There are relatively few general overviews of gender in Latin America, but those offered here comprise a useful point of departure. Navarro and Sánchez Korrol 1999 presents the broadest historical overview from precontact through postcolonial times, showing the salience of gender analysis. Miller 1991 has a powerful and broad sweep, covering two centuries and focusing on women in movements for change. Chant and Craske 2003 presents a unified gender perspective on the major dimensions of social life, while Dore 1997 examines provocative theoretical and political debates concerning gender. Arizpe 1989 and Aguiar 1990 consider some of the central questions relating to gender and economic development in the region. Jelin 1987 encompasses broad matters of women’s participation in social movements and their quest for full citizenship rights. Wade 2009 is less centrally concerned with gender per se, but offers an insightful approach to conceptualizing race and sex in Latin America, which has implications for developing a gendered perspective.

  • Aguiar, Neuma, ed. Mujer y crisis: Respuestas ante la recesión. Caracas, Venezuela: Nueva Sociedad, 1990.

    Edited by a pioneering feminist scholar in Latin America, this volume contributes to discussions of women, social conditions, and economic development in the region. Special attention to problems facing women at a time of structural adjustment and recession, identifying the unequal gendered effects of broad policy making.

  • Arizpe, Lourdes. La mujer en el desarrollo de México y de América Latina. Mexico City: Universidad Nacional Autónoma de México, 1989.

    Useful discussion of issues surrounding women and development by one of Latin America’s leading anthropologists and contributors to discussions of gender and society. Considers the case of Mexico as well as the region more broadly.

  • Chant, Sylvia H., and Nikki Craske. Gender in Latin America. New Brunswick, NJ: Rutgers University Press, 2003.

    Coauthored by a geographer and a political scientist, the volume aims to take stock of gender in Latin America at the turn of the 21st century. Topics include families and households, livelihood, poverty, health and sexuality, political participation, and migration.

  • Dore, Elizabeth, ed. Gender Politics in Latin America: Debates in Theory and Practice. New York: Monthly Review, 1997.

    Multidisciplinary writings on Latin American gender, family, household, social class, and society, past and present. Emphasis on theorizing by leading analysts and critics who discuss debates that continue to resonate in the region.

  • Jelin, Elizabeth, ed. Ciudadanía e identidad: Las mujeres en los movimientos sociales latinoamericanos. Geneva, Switzerland: UNRISD, 1987.

    This collection, edited by a leading feminist and social scientist in Latin America, offers a broad discussion of questions that are central to understanding gender in the continent, including social conditions, politics, and economic development, with special attention to social movements and citizenship.

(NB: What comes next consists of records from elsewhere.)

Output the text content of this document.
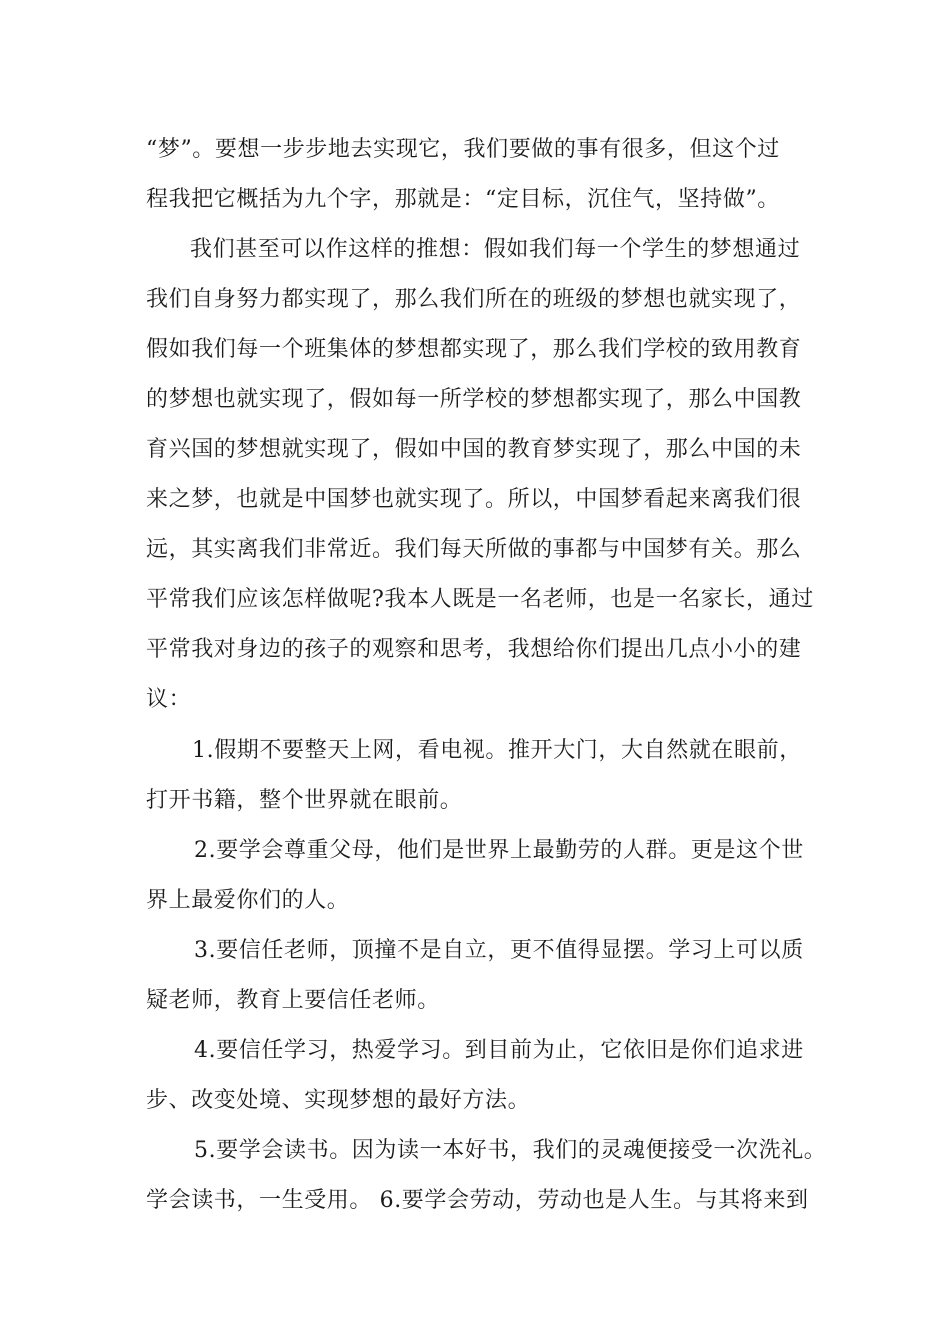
“梦”。要想一步步地去实现它，我们要做的事有很多，但这个过
程我把它概括为九个字，那就是：“定目标，沉住气，坚持做”。
我们甚至可以作这样的推想：假如我们每一个学生的梦想通过
我们自身努力都实现了，那么我们所在的班级的梦想也就实现了，
假如我们每一个班集体的梦想都实现了，那么我们学校的致用教育
的梦想也就实现了，假如每一所学校的梦想都实现了，那么中国教
育兴国的梦想就实现了，假如中国的教育梦实现了，那么中国的未
来之梦，也就是中国梦也就实现了。所以，中国梦看起来离我们很
远，其实离我们非常近。我们每天所做的事都与中国梦有关。那么
平常我们应该怎样做呢?我本人既是一名老师，也是一名家长，通过
平常我对身边的孩子的观察和思考，我想给你们提出几点小小的建
议：
1.假期不要整天上网，看电视。推开大门，大自然就在眼前，
打开书籍，整个世界就在眼前。
2.要学会尊重父母，他们是世界上最勤劳的人群。更是这个世
界上最爱你们的人。
3.要信任老师，顶撞不是自立，更不值得显摆。学习上可以质
疑老师，教育上要信任老师。
4.要信任学习，热爱学习。到目前为止，它依旧是你们追求进
步、改变处境、实现梦想的最好方法。
5.要学会读书。因为读一本好书，我们的灵魂便接受一次洗礼。
学会读书，一生受用。 6.要学会劳动，劳动也是人生。与其将来到
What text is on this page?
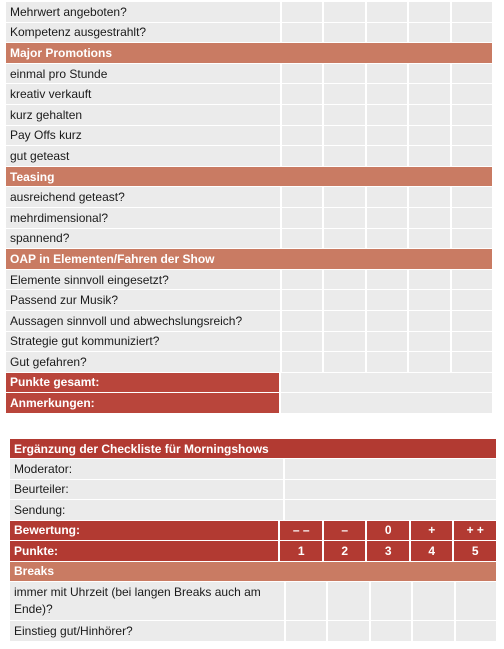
Mehrwert angeboten?
Kompetenz ausgestrahlt?
Major Promotions
einmal pro Stunde
kreativ verkauft
kurz gehalten
Pay Offs kurz
gut geteast
Teasing
ausreichend geteast?
mehrdimensional?
spannend?
OAP in Elementen/Fahren der Show
Elemente sinnvoll eingesetzt?
Passend zur Musik?
Aussagen sinnvoll und abwechslungsreich?
Strategie gut kommuniziert?
Gut gefahren?
Punkte gesamt:
Anmerkungen:
Ergänzung der Checkliste für Morningshows
Moderator:
Beurteiler:
Sendung:
Bewertung:	– –	–	0	+	+ +
Punkte:	1	2	3	4	5
Breaks
immer mit Uhrzeit (bei langen Breaks auch am Ende)?
Einstieg gut/Hinhörer?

  • Miller, Francesca. Latin American Women and the Search for Social Justice. Hanover, NH: University Press of New England, 1991.

    A pioneering and panoramic overview of Latin American women’s history during the last two centuries, with particular attention to women in movements for social change. A very useful and readable introduction to women in the region and their quest for gender and social justice.

  • Navarro, Marysa, and Virginia Sánchez Korrol. Women in Latin America and the Caribbean: Restoring Women to History. Bloomington: Indiana University Press, 1999.

    Two historians cover broad ground in two extended essays, one on women in the precontact and colonial periods and the other on the 19th and 20th centuries. The questions they raise point to the urgency of incorporating gender analysis, which will transform historical understanding.

  • Wade, Peter. Race and Sex in Latin America. London: Pluto, 2009.

    British social anthropologist’s overview of the critical relationship between sex and race in Latin America, from precolonial to postcolonial times. Drawing on psychoanalysis, he argues that race and sexuality are mutually constituted, constructing difference as something to be both feared and desired.